In 2011, the final design for the new stadium was presented by Populous. The irregular shape of both the roof and stands are distinctive features. Part of the seating is to be temporary, for the 2018 World Cup. After the tournament capacity may be decreased to 42,000. As the main architect for Rostov Region confirmed, this stadium is to be the start of a new city centre. It will be the first large project built on the southern bank of the Don River, with the rest of the city lying north. The total cost of the stadium was 19,84 billion rubles.

==2018 FIFA World Cup==
Rostov Arena hosted five games during the 2018 FIFA World Cup.

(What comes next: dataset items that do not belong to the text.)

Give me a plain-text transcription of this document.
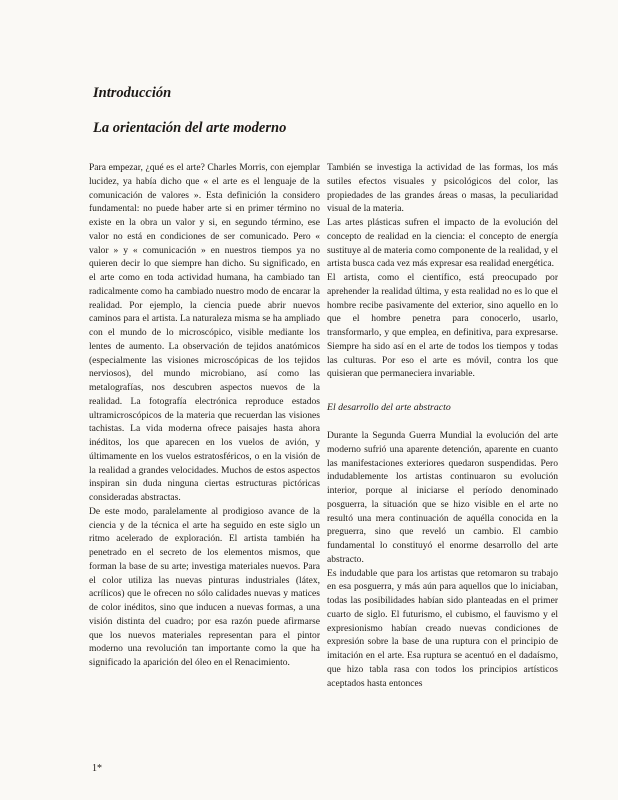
Introducción
La orientación del arte moderno

Para empezar, ¿qué es el arte? Charles Morris, con ejemplar lucidez, ya había dicho que « el arte es el lenguaje de la comunicación de valores ». Esta definición la considero fundamental: no puede haber arte si en primer término no existe en la obra un valor y si, en segundo término, ese valor no está en condiciones de ser comunicado. Pero « valor » y « comunicación » en nuestros tiempos ya no quieren decir lo que siempre han dicho. Su significado, en el arte como en toda actividad humana, ha cambiado tan radicalmente como ha cambiado nuestro modo de encarar la realidad. Por ejemplo, la ciencia puede abrir nuevos caminos para el artista. La naturaleza misma se ha ampliado con el mundo de lo microscópico, visible mediante los lentes de aumento. La observación de tejidos anatómicos (especialmente las visiones microscópicas de los tejidos nerviosos), del mundo microbiano, así como las metalografías, nos descubren aspectos nuevos de la realidad. La fotografía electrónica reproduce estados ultramicroscópicos de la materia que recuerdan las visiones tachistas. La vida moderna ofrece paisajes hasta ahora inéditos, los que aparecen en los vuelos de avión, y últimamente en los vuelos estratosféricos, o en la visión de la realidad a grandes velocidades. Muchos de estos aspectos inspiran sin duda ninguna ciertas estructuras pictóricas consideradas abstractas.

De este modo, paralelamente al prodigioso avance de la ciencia y de la técnica el arte ha seguido en este siglo un ritmo acelerado de exploración. El artista también ha penetrado en el secreto de los elementos mismos, que forman la base de su arte; investiga materiales nuevos. Para el color utiliza las nuevas pinturas industriales (látex, acrílicos) que le ofrecen no sólo calidades nuevas y matices de color inéditos, sino que inducen a nuevas formas, a una visión distinta del cuadro; por esa razón puede afirmarse que los nuevos materiales representan para el pintor moderno una revolución tan importante como la que ha significado la aparición del óleo en el Renacimiento.

También se investiga la actividad de las formas, los más sutiles efectos visuales y psicológicos del color, las propiedades de las grandes áreas o masas, la peculiaridad visual de la materia.

Las artes plásticas sufren el impacto de la evolución del concepto de realidad en la ciencia: el concepto de energía sustituye al de materia como componente de la realidad, y el artista busca cada vez más expresar esa realidad energética.

El artista, como el científico, está preocupado por aprehender la realidad última, y esta realidad no es lo que el hombre recibe pasivamente del exterior, sino aquello en lo que el hombre penetra para conocerlo, usarlo, transformarlo, y que emplea, en definitiva, para expresarse. Siempre ha sido así en el arte de todos los tiempos y todas las culturas. Por eso el arte es móvil, contra los que quisieran que permaneciera invariable.

El desarrollo del arte abstracto

Durante la Segunda Guerra Mundial la evolución del arte moderno sufrió una aparente detención, aparente en cuanto las manifestaciones exteriores quedaron suspendidas. Pero indudablemente los artistas continuaron su evolución interior, porque al iniciarse el período denominado posguerra, la situación que se hizo visible en el arte no resultó una mera continuación de aquélla conocida en la preguerra, sino que reveló un cambio. El cambio fundamental lo constituyó el enorme desarrollo del arte abstracto.

Es indudable que para los artistas que retomaron su trabajo en esa posguerra, y más aún para aquellos que lo iniciaban, todas las posibilidades habían sido planteadas en el primer cuarto de siglo. El futurismo, el cubismo, el fauvismo y el expresionismo habían creado nuevas condiciones de expresión sobre la base de una ruptura con el principio de imitación en el arte. Esa ruptura se acentuó en el dadaísmo, que hizo tabla rasa con todos los principios artísticos aceptados hasta entonces

1*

| Date | Time | Team No. 1 | Result | Team No. 2 | Round | Attendance |
|---|---|---|---|---|---|---|
| 17 June 2018 | 21:00 | Brazil | 1–1 | Switzerland | Group E | 43,109 |
| 20 June 2018 | 18:00 | Uruguay | 1–0 | Saudi Arabia | Group A | 42,678 |
| 23 June 2018 | 18:00 | South Korea | 1–2 | Mexico | Group F | 43,472 |
| 26 June 2018 | 21:00 | Iceland | 1–2 | Croatia | Group D | 43,472 |
| 2 July 2018 | 21:00 | Belgium | 3–2 | Japan | Round of 16 | 41,466 |

==Other International Soccer Matches==

| Date | Competition | Team | Result | Team | Attendance |
|---|---|---|---|---|---|
| 10 Sep 2018 | International Friendly | Russia | 5–1 | Czech Republic | 37,800 |

== After 2018 FIFA World Cup ==
After the 2018 FIFA World Cup, the arena is to be used for the matches of local FC Rostov and for the Russia national football team games, as well as for other sporting and cultural events.